Certains politiques tunisiens justifient leur propos en récitant un verset du coran, parfois même incorrecte, en y mettant juste le ton solennel qui convient. Qui oserait les contredire ou contester publiquement ? Par ailleurs, ils flattent souvent le Tunisien en soulignant que son intelligence lui permet

de comprendre leurs propos, ce qui les dispense de s’expliquer et de développer davantage. Qui oserait les démentir et risquer de mettre en doute son intelligence ?

Un troisième procédé, volontaire ou pas, montre à quel point un politique peut dire une tautologie ou une absurdité. Les exemples ne manquent pas. Delaporte en rappelle quelques-uns : D’après Balladur, «il faut toujours décoller pour prendre de l’altitude» (septembre 1994) alors que pour Marchais, «lutter contre l’exclusion, c’est lutter contre les exclusions»

(mars 1992). Quant à Raffarin, la quadrature du cercle ne semble pas lui poser problème, puisque, dit-il, «nous avons débloqué un certain nombre d’impasses dans lesquelles les Français étaient encerclés» (Raffarin, juillet 2002). Pour sa part Bush endort l’opinion américaine et internationale en nous rassurant que les bombardiers frappent chirurgicalement…

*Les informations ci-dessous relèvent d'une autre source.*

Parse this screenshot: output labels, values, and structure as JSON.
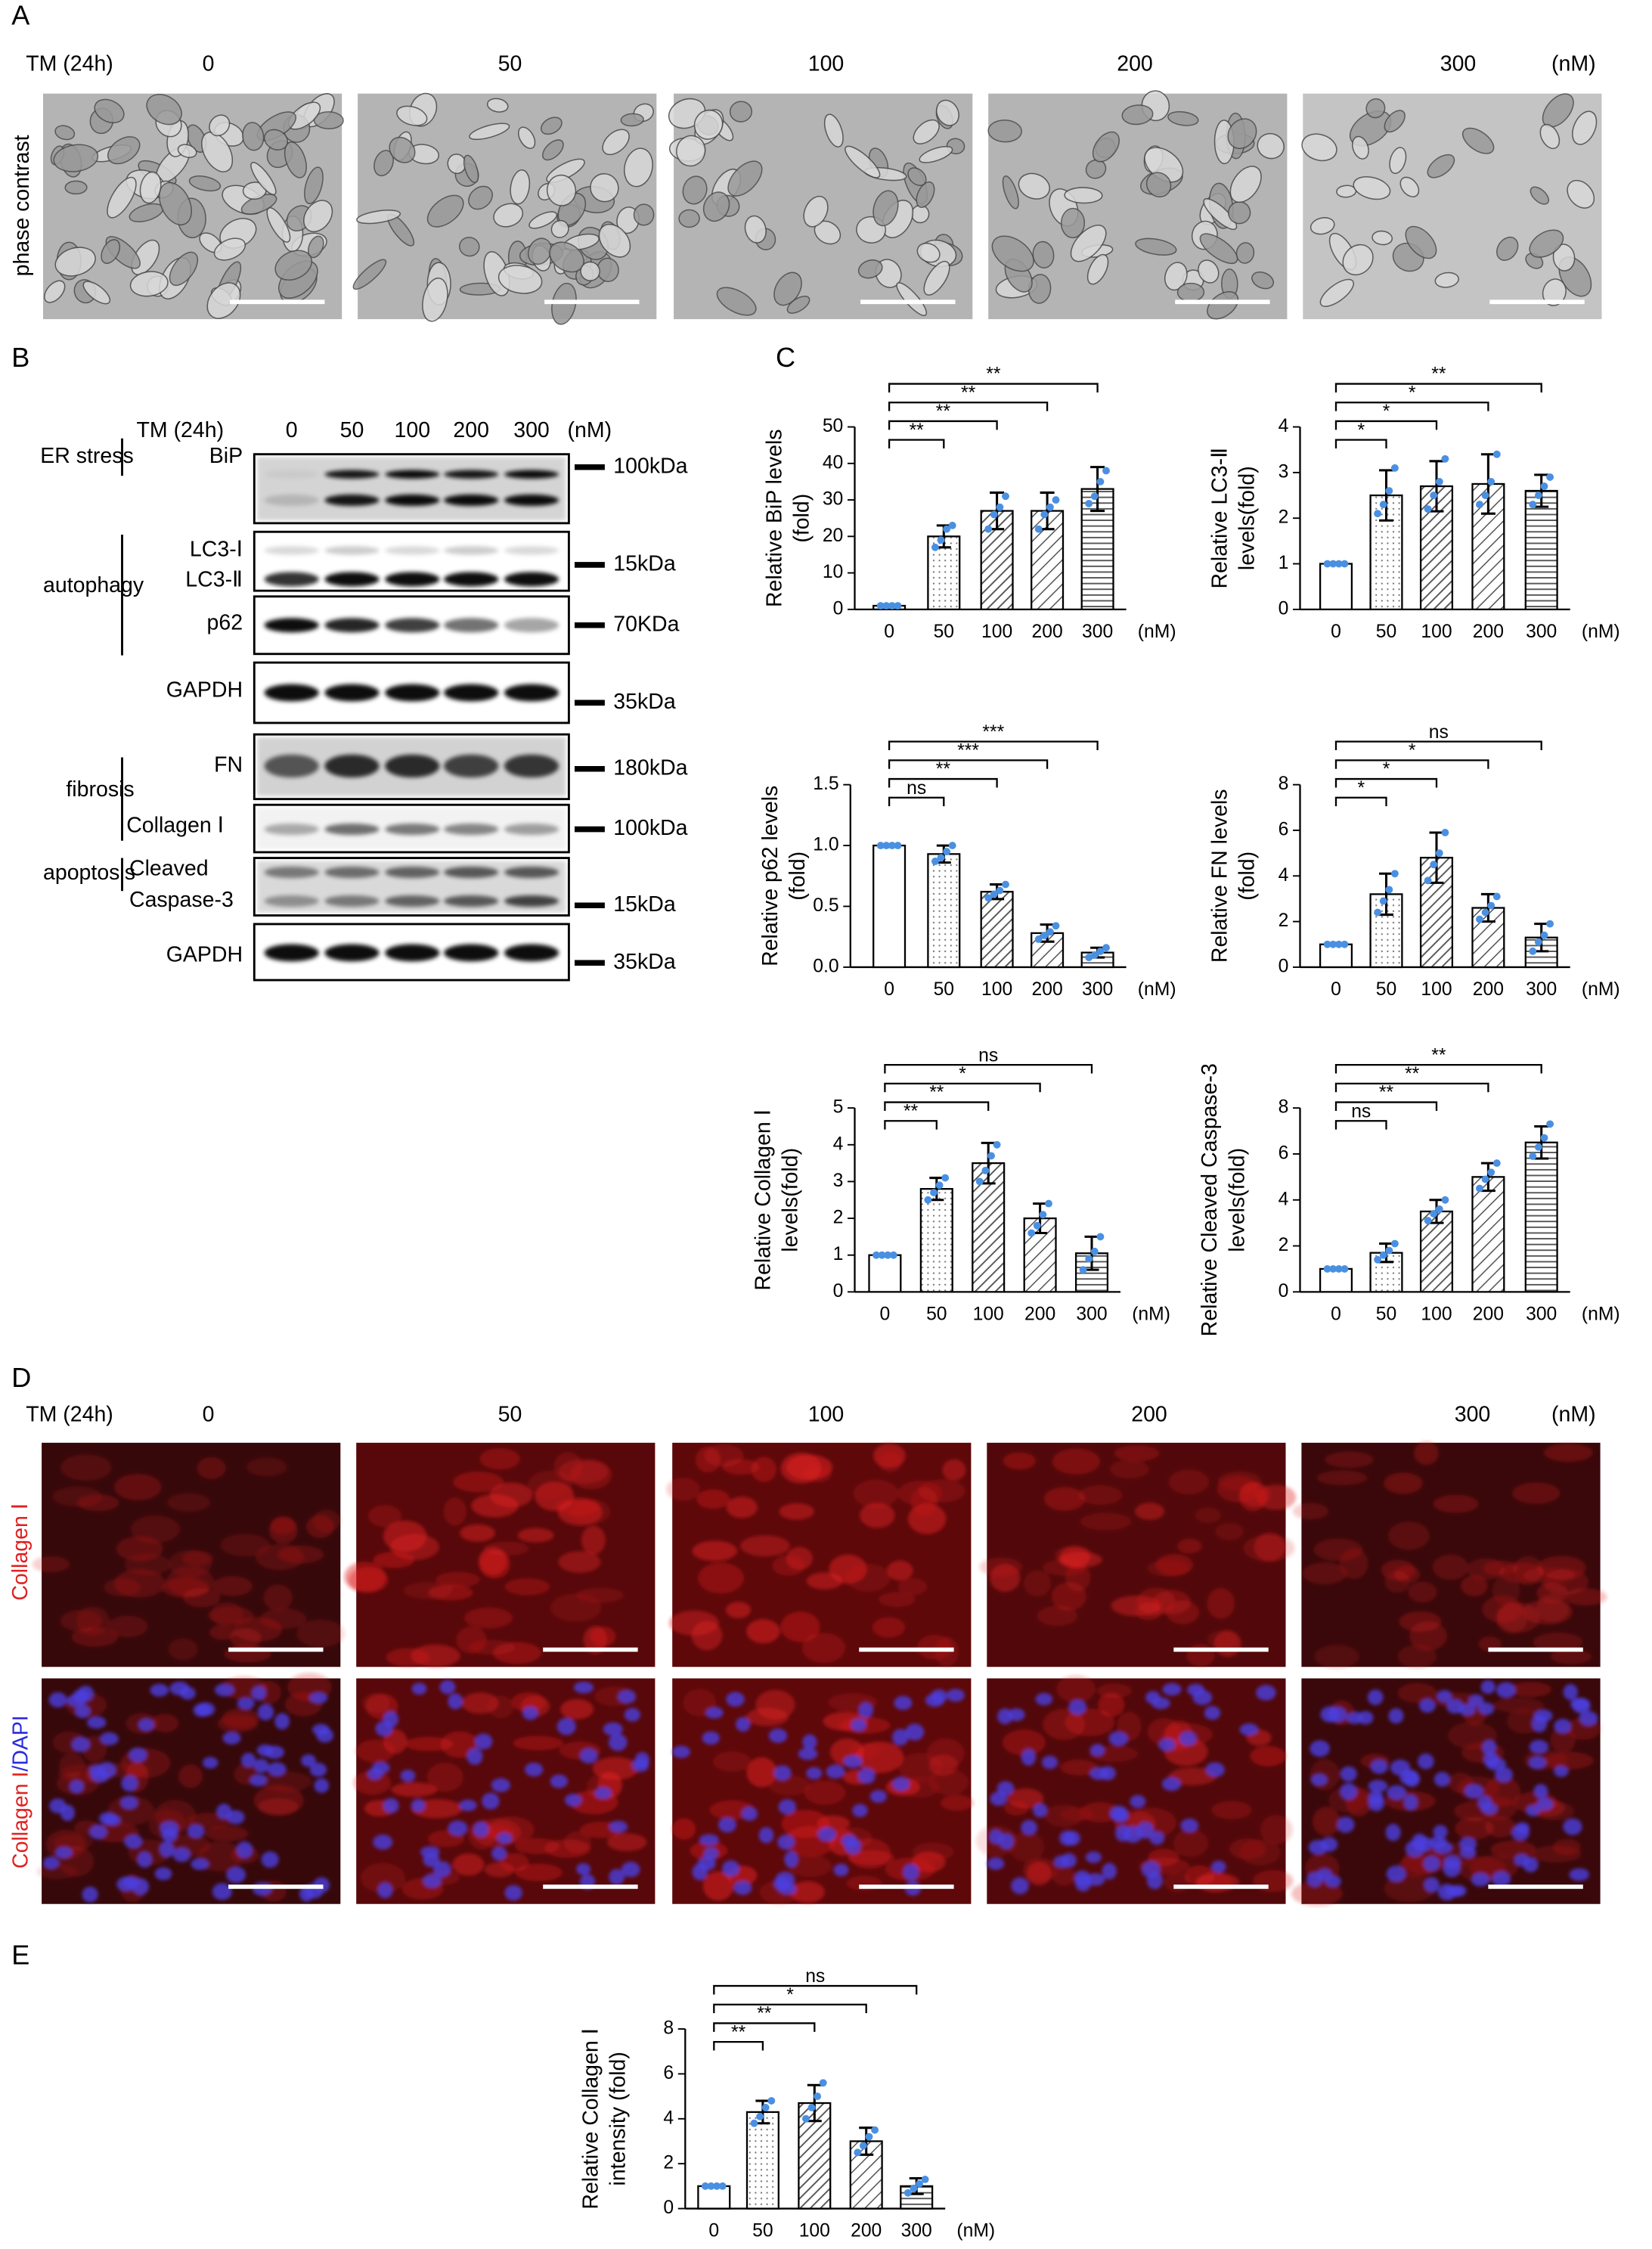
{
  "panel_labels": [
    "A",
    "B",
    "C",
    "D",
    "E"
  ],
  "phase": {
    "treatment": "TM (24h)",
    "doses": [
      "0",
      "50",
      "100",
      "200",
      "300"
    ],
    "unit": "(nM)",
    "row_label": "phase contrast"
  },
  "blot": {
    "treatment": "TM (24h)",
    "doses": [
      "0",
      "50",
      "100",
      "200",
      "300"
    ],
    "unit": "(nM)",
    "groups": [
      "ER stress",
      "autophagy",
      "fibrosis",
      "apoptosis"
    ],
    "bands": [
      "BiP",
      "LC3-Ⅰ",
      "LC3-Ⅱ",
      "p62",
      "GAPDH",
      "FN",
      "Collagen Ⅰ",
      "Cleaved",
      "Caspase-3",
      "GAPDH"
    ],
    "markers": [
      "100kDa",
      "15kDa",
      "70KDa",
      "35kDa",
      "180kDa",
      "100kDa",
      "15kDa",
      "35kDa"
    ]
  },
  "chart_data": [
    {
      "type": "bar",
      "ylabel": [
        "Relative BiP levels",
        "(fold)"
      ],
      "categories": [
        "0",
        "50",
        "100",
        "200",
        "300"
      ],
      "xlabel": "(nM)",
      "values": [
        1,
        20,
        27,
        27,
        33
      ],
      "errors": [
        0.3,
        3,
        5,
        5,
        6
      ],
      "points": [
        [
          1,
          1,
          1,
          1
        ],
        [
          17,
          19,
          22,
          23
        ],
        [
          22,
          26,
          28,
          31
        ],
        [
          22,
          26,
          28,
          30
        ],
        [
          29,
          31,
          35,
          38
        ]
      ],
      "point_color": "#4a90e2",
      "ylim": [
        0,
        50
      ],
      "yticks": [
        0,
        10,
        20,
        30,
        40,
        50
      ],
      "significance": [
        null,
        "**",
        "**",
        "**",
        "**"
      ]
    },
    {
      "type": "bar",
      "ylabel": [
        "Relative LC3-Ⅱ",
        "levels(fold)"
      ],
      "categories": [
        "0",
        "50",
        "100",
        "200",
        "300"
      ],
      "xlabel": "(nM)",
      "values": [
        1,
        2.5,
        2.7,
        2.75,
        2.6
      ],
      "errors": [
        0,
        0.55,
        0.55,
        0.65,
        0.35
      ],
      "points": [
        [
          1,
          1,
          1,
          1
        ],
        [
          2.1,
          2.3,
          2.6,
          3.1
        ],
        [
          2.2,
          2.5,
          2.8,
          3.3
        ],
        [
          2.3,
          2.5,
          2.8,
          3.4
        ],
        [
          2.3,
          2.5,
          2.7,
          2.9
        ]
      ],
      "point_color": "#4a90e2",
      "ylim": [
        0,
        4
      ],
      "yticks": [
        0,
        1,
        2,
        3,
        4
      ],
      "significance": [
        null,
        "*",
        "*",
        "*",
        "**"
      ]
    },
    {
      "type": "bar",
      "ylabel": [
        "Relative p62 levels",
        "(fold)"
      ],
      "categories": [
        "0",
        "50",
        "100",
        "200",
        "300"
      ],
      "xlabel": "(nM)",
      "values": [
        1,
        0.93,
        0.62,
        0.28,
        0.12
      ],
      "errors": [
        0,
        0.07,
        0.06,
        0.07,
        0.04
      ],
      "points": [
        [
          1,
          1,
          1,
          1
        ],
        [
          0.87,
          0.9,
          0.95,
          1.0
        ],
        [
          0.57,
          0.6,
          0.63,
          0.68
        ],
        [
          0.23,
          0.26,
          0.29,
          0.34
        ],
        [
          0.08,
          0.1,
          0.13,
          0.16
        ]
      ],
      "point_color": "#4a90e2",
      "ylim": [
        0,
        1.5
      ],
      "yticks": [
        {
          "value": 0,
          "label": "0.0"
        },
        {
          "value": 0.5,
          "label": "0.5"
        },
        {
          "value": 1,
          "label": "1.0"
        },
        {
          "value": 1.5,
          "label": "1.5"
        }
      ],
      "significance": [
        null,
        "ns",
        "**",
        "***",
        "***"
      ]
    },
    {
      "type": "bar",
      "ylabel": [
        "Relative FN levels",
        "(fold)"
      ],
      "categories": [
        "0",
        "50",
        "100",
        "200",
        "300"
      ],
      "xlabel": "(nM)",
      "values": [
        1,
        3.2,
        4.8,
        2.6,
        1.3
      ],
      "errors": [
        0,
        0.9,
        1.1,
        0.6,
        0.6
      ],
      "points": [
        [
          1,
          1,
          1,
          1
        ],
        [
          2.4,
          2.9,
          3.4,
          4.1
        ],
        [
          3.8,
          4.5,
          5.0,
          5.9
        ],
        [
          2.1,
          2.4,
          2.7,
          3.1
        ],
        [
          0.7,
          1.1,
          1.4,
          1.9
        ]
      ],
      "point_color": "#4a90e2",
      "ylim": [
        0,
        8
      ],
      "yticks": [
        0,
        2,
        4,
        6,
        8
      ],
      "significance": [
        null,
        "*",
        "*",
        "*",
        "ns"
      ]
    },
    {
      "type": "bar",
      "ylabel": [
        "Relative  Collagen  Ⅰ",
        "levels(fold)"
      ],
      "categories": [
        "0",
        "50",
        "100",
        "200",
        "300"
      ],
      "xlabel": "(nM)",
      "values": [
        1,
        2.8,
        3.5,
        2.0,
        1.05
      ],
      "errors": [
        0,
        0.3,
        0.55,
        0.4,
        0.45
      ],
      "points": [
        [
          1,
          1,
          1,
          1
        ],
        [
          2.5,
          2.7,
          2.9,
          3.1
        ],
        [
          3.0,
          3.3,
          3.7,
          4.0
        ],
        [
          1.6,
          1.8,
          2.1,
          2.4
        ],
        [
          0.6,
          0.9,
          1.1,
          1.5
        ]
      ],
      "point_color": "#4a90e2",
      "ylim": [
        0,
        5
      ],
      "yticks": [
        0,
        1,
        2,
        3,
        4,
        5
      ],
      "significance": [
        null,
        "**",
        "**",
        "*",
        "ns"
      ]
    },
    {
      "type": "bar",
      "ylabel": [
        "Relative Cleaved Caspase-3",
        "levels(fold)"
      ],
      "categories": [
        "0",
        "50",
        "100",
        "200",
        "300"
      ],
      "xlabel": "(nM)",
      "values": [
        1,
        1.7,
        3.5,
        5.0,
        6.5
      ],
      "errors": [
        0,
        0.4,
        0.5,
        0.6,
        0.7
      ],
      "points": [
        [
          1,
          1,
          1,
          1
        ],
        [
          1.4,
          1.6,
          1.8,
          2.1
        ],
        [
          3.1,
          3.4,
          3.6,
          4.0
        ],
        [
          4.5,
          4.9,
          5.2,
          5.6
        ],
        [
          5.9,
          6.3,
          6.7,
          7.3
        ]
      ],
      "point_color": "#4a90e2",
      "ylim": [
        0,
        8
      ],
      "yticks": [
        0,
        2,
        4,
        6,
        8
      ],
      "significance": [
        null,
        "ns",
        "**",
        "**",
        "**"
      ]
    },
    {
      "type": "bar",
      "ylabel": [
        "Relative Collagen Ⅰ",
        "intensity (fold)"
      ],
      "categories": [
        "0",
        "50",
        "100",
        "200",
        "300"
      ],
      "xlabel": "(nM)",
      "values": [
        1,
        4.3,
        4.7,
        3.0,
        1.0
      ],
      "errors": [
        0,
        0.5,
        0.8,
        0.6,
        0.35
      ],
      "points": [
        [
          1,
          1,
          1,
          1
        ],
        [
          3.8,
          4.1,
          4.5,
          4.8
        ],
        [
          4.0,
          4.5,
          5.0,
          5.6
        ],
        [
          2.5,
          2.8,
          3.2,
          3.5
        ],
        [
          0.7,
          0.9,
          1.1,
          1.3
        ]
      ],
      "point_color": "#4a90e2",
      "ylim": [
        0,
        8
      ],
      "yticks": [
        0,
        2,
        4,
        6,
        8
      ],
      "significance": [
        null,
        "**",
        "**",
        "*",
        "ns"
      ]
    }
  ],
  "fluor": {
    "treatment": "TM (24h)",
    "doses": [
      "0",
      "50",
      "100",
      "200",
      "300"
    ],
    "unit": "(nM)",
    "row_label": "Collagen Ⅰ",
    "merge_label": [
      "Collagen I",
      "/DAPI"
    ]
  }
}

Comment interpréter les propos du président, Kais Saied, par exemple, lors du débat télévisé le 16 octobre 2019, qui reconnaît ne pas avoir de programme parce que, dit-il, «c’est aux Jeunes de formuler leurs attentes» et de rajouter que ceux-ci «savent ce qu’ils veulent», le rôle des politiques se limitant à «formuler politiquement et juridiquement ce que les Jeunes demandent» ? Comment s’y prendre ? Comment cela est-il possible de faire de la fonction des hommes et des femmes au sommet de l’Etat le porte-parole et l’exécutant des jeunes ? Ce qui n’a pas manqué d’échauffer les esprits et les contestations fantaisistes avec les implications que nous constatons amèrement trop souvent.

Le politique utilise donc le contexte dans lequel vit une population qui a souffert de dictature et où les expressions de liberté étaient réprimandées pour peu qu’elles deviennent gênantes. Il verse dans le populisme et se dit ne pas avoir de programme. Ce serait aux Jeunes de lui dicter son programme, en oubliant de surcroît que son pouvoir est assez limité par le régime choisi et en ne se rendant pas compte que l’anarchie et le chaos ne sont pas bien loin.

De tels discours sont démagogiques, abusent des mots et ne disent finalement rien du tout. Ce langage n’est que du pipeau qui se limite à de fausses promesses. Une promesse a ses règles, la première étant qu’il faut la faire sincèrement, sinon il y a contradiction, car dire «je promets» est un acte

performatif, qui, s’il n’obéît pas à ses conditions de possibilité, se transforme à ce moment-là en souhait, en rêve ou même en duperie et supercherie.

En fin de compte, le politique n’a pas l’intention de dévoiler sa pensée, il veut donner l’illusion de le faire. En réalité, il la dissimule par des formules stéréotypées, des affirmations vides et invérifiables ainsi que des métaphores qui ne peuvent remplir aucune fonction. Dans Sens et Expression, Searle a bien expliqué que la métaphore est un jeu de langage qui a ses propres règles et qui ne peut fonctionner et jouer son rôle que grâce à une culture partagée.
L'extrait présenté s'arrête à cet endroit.